Turn that 45 downward & away from the header,,,get just as close to the drive line as possible an come up on the out side of the frame right behind the A-arm in the pic. I used some heat tape stuff on my belt snorkels for my rhino from autozone that is great. That might help ya out some. If your ever in 601 let me know I am 20 min from Copiah Creek & Timber Lanes.


----------



## Bauman

Thats awesome dude. I'm wondering about rejetting after snorkeling guys with FI dont worry but i have a 06 carberated. What did you do?


----------



## sloboy

have not touched to carb on the kodiak,,,,if you run two 1.5 off the air box on the griz you should be fine


----------



## gpinjason

I ran my kodiak without jetting also... I recently installed a jet kit in it, but need to fine tune it... it ran fine without it, just a little rich...


----------



## duramaxlover

you might wanna build something around that battery its not good for them to be able to bounce around like that, great post thought ill probably use it when i get the time to snorkel my bruin


----------



## smith25504

I just finished snorkeling my 01 kodiak 400 and I kinda took a little from both posts except I kept the stock battery but took out the air box. I was planning on putting one of those little cone filters on my breather intake and was wondering if that would work and if it would where can i find them?


----------



## Polaris425

Should work. Definitely need one on there if you took out the airbox. You should be able to get them from any ATV parts place. Your stock one might work temporarily.


----------



## gpinjason

smith25504 said:


> I just finished snorkeling my 01 kodiak 400 and I kinda took a little from both posts except I kept the stock battery but took out the air box. I was planning on putting one of those little cone filters on my breather intake and was wondering if that would work and if it would where can i find them?

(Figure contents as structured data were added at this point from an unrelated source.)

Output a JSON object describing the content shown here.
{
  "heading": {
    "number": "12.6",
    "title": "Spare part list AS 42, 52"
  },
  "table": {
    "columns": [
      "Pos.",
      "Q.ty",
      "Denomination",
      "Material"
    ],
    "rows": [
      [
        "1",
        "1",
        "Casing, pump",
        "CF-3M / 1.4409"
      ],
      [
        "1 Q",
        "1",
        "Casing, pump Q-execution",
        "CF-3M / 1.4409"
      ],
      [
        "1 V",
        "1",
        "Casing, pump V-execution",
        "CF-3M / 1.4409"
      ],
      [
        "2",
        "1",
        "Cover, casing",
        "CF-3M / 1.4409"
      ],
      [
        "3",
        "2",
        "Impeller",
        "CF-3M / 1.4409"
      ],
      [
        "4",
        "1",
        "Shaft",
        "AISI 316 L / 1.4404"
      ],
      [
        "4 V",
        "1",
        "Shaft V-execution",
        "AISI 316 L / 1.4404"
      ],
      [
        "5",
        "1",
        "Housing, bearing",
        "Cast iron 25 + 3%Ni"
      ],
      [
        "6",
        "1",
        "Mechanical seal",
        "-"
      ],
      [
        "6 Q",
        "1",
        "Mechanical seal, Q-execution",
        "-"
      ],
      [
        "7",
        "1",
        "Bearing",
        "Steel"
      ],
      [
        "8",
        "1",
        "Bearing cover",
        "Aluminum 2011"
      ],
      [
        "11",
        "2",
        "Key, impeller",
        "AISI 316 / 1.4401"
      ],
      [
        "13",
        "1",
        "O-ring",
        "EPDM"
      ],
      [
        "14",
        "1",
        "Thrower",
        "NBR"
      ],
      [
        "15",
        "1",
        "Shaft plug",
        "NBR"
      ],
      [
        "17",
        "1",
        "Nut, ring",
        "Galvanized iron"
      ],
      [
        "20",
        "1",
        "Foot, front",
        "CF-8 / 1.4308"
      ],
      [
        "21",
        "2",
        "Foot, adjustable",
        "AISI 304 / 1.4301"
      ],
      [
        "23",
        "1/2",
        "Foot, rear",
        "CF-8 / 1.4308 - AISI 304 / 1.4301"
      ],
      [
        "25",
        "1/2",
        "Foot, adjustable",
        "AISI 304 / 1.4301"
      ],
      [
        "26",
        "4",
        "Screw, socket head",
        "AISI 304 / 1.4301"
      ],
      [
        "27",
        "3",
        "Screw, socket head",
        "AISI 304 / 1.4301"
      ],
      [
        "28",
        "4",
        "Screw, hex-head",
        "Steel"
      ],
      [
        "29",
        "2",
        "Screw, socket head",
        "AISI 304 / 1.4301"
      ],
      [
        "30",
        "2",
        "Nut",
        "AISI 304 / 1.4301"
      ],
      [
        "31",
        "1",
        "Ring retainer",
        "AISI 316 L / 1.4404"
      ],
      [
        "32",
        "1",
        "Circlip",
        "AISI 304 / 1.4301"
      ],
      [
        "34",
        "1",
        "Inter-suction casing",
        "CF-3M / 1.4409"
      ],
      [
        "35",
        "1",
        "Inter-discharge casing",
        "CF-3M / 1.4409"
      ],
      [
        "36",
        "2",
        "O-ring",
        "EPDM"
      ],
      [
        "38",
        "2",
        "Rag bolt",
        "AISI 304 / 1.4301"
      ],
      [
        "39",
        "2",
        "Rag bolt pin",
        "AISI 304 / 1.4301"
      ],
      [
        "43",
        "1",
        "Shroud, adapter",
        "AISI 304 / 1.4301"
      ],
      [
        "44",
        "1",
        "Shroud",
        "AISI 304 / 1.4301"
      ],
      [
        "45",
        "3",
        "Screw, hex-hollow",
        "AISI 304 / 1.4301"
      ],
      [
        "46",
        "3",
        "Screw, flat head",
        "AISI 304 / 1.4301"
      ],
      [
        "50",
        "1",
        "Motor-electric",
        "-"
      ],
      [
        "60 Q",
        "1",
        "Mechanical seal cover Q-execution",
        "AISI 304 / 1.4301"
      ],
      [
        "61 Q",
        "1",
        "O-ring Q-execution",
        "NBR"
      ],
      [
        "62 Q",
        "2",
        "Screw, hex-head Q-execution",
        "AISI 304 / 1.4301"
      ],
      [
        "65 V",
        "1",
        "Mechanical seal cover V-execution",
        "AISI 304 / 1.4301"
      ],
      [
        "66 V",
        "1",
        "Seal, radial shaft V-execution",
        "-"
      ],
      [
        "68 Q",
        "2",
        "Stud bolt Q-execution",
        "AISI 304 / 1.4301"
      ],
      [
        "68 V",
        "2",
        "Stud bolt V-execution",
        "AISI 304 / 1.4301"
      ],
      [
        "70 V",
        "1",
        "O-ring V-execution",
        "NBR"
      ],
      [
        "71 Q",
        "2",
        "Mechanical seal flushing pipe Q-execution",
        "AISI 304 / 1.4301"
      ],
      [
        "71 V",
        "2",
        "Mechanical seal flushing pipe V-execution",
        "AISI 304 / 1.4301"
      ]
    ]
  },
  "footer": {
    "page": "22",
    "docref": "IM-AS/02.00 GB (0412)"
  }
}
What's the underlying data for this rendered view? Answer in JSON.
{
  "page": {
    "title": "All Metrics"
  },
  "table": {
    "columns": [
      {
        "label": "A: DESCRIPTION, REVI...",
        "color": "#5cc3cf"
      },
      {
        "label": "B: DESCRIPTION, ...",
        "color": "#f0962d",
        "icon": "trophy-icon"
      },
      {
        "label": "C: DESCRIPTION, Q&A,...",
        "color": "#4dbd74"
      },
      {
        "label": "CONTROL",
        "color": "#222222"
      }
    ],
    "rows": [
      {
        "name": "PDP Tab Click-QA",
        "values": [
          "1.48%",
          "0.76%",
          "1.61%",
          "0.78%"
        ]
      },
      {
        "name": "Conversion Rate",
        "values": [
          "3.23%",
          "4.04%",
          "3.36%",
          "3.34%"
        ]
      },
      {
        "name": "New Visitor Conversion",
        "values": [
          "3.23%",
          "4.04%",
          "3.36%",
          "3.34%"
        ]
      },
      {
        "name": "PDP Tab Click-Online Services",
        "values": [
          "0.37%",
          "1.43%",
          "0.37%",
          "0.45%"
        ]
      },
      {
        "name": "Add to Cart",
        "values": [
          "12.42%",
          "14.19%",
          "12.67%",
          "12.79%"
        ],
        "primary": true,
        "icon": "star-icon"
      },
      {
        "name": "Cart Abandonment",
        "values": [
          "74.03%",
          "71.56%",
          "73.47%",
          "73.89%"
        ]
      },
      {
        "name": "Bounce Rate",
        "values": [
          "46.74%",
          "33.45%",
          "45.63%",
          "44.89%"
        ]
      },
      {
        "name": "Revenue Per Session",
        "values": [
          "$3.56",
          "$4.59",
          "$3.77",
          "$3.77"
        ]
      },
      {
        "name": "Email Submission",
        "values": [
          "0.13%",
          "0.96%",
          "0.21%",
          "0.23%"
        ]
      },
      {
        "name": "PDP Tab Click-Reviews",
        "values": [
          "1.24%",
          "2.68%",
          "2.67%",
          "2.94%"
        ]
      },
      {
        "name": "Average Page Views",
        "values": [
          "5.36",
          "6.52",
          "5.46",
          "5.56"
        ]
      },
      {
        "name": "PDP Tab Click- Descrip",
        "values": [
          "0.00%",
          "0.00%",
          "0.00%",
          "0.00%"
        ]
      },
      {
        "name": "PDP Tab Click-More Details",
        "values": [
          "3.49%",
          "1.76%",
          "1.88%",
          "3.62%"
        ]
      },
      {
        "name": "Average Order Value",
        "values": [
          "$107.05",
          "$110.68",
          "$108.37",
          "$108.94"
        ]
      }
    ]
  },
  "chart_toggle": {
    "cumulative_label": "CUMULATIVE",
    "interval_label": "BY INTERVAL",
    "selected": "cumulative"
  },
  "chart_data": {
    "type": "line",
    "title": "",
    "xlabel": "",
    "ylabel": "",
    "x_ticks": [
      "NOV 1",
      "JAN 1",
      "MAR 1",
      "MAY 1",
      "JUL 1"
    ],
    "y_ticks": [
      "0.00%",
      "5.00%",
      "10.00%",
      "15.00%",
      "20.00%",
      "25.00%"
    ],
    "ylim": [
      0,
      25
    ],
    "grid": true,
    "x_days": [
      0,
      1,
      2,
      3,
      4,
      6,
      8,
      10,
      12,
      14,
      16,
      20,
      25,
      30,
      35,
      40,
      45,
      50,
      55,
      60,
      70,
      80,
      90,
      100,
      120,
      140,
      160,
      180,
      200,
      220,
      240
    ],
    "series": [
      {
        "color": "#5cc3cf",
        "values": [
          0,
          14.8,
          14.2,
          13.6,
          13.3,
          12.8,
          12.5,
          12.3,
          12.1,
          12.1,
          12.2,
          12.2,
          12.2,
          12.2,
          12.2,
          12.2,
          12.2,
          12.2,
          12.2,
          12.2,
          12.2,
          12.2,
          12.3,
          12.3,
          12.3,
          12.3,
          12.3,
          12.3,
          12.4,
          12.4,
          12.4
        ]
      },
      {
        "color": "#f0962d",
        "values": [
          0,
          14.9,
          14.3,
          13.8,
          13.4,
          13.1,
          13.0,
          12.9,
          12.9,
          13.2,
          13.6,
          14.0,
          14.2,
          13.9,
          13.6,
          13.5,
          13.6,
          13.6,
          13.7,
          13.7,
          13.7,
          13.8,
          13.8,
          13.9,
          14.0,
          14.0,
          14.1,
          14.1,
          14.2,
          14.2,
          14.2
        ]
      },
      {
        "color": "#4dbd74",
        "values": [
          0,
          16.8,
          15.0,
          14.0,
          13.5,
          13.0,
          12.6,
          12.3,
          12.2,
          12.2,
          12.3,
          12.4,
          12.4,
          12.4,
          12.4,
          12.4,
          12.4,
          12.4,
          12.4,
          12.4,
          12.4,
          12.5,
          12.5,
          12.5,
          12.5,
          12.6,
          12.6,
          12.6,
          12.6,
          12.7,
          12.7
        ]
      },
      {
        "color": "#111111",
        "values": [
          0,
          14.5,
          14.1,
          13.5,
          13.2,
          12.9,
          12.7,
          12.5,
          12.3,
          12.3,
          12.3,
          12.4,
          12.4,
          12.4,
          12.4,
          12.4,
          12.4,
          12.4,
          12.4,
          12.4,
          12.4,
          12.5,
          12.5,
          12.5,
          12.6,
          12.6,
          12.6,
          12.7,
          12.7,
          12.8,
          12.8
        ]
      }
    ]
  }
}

That sounds like a decent idea... you might even be able to find one from Autozone or something... but you wanna make sure you buy the "dust cover" for it also... Let me know how this works out... I might wanna try it on my Kodiak.. 

I wanna say that I read somewhere that removing the stock airbox causes some issues with airflow.. something to do with the "turbulence" that the box causes... might have been B.S., but please update us on how this works out :bigok:


----------



## mpr3369

Looks good. I did mine alittle different. I cut the hump off of the airbox lid and sealed it with 3/8" lexan. Then I put a pvc 90 in it. It works good.


----------



## blauer10

does anybody's air box get deformed from getting hot ?


----------



## sloboy

I have seen several wolverines do it. I just heat it up with the heat gun, put the lid on an let it cool.


----------



## bradyjean

how do you snorkel a Honda 500 2006 model the right way?


----------



## sloboy

Run 2" pipe all the way.


----------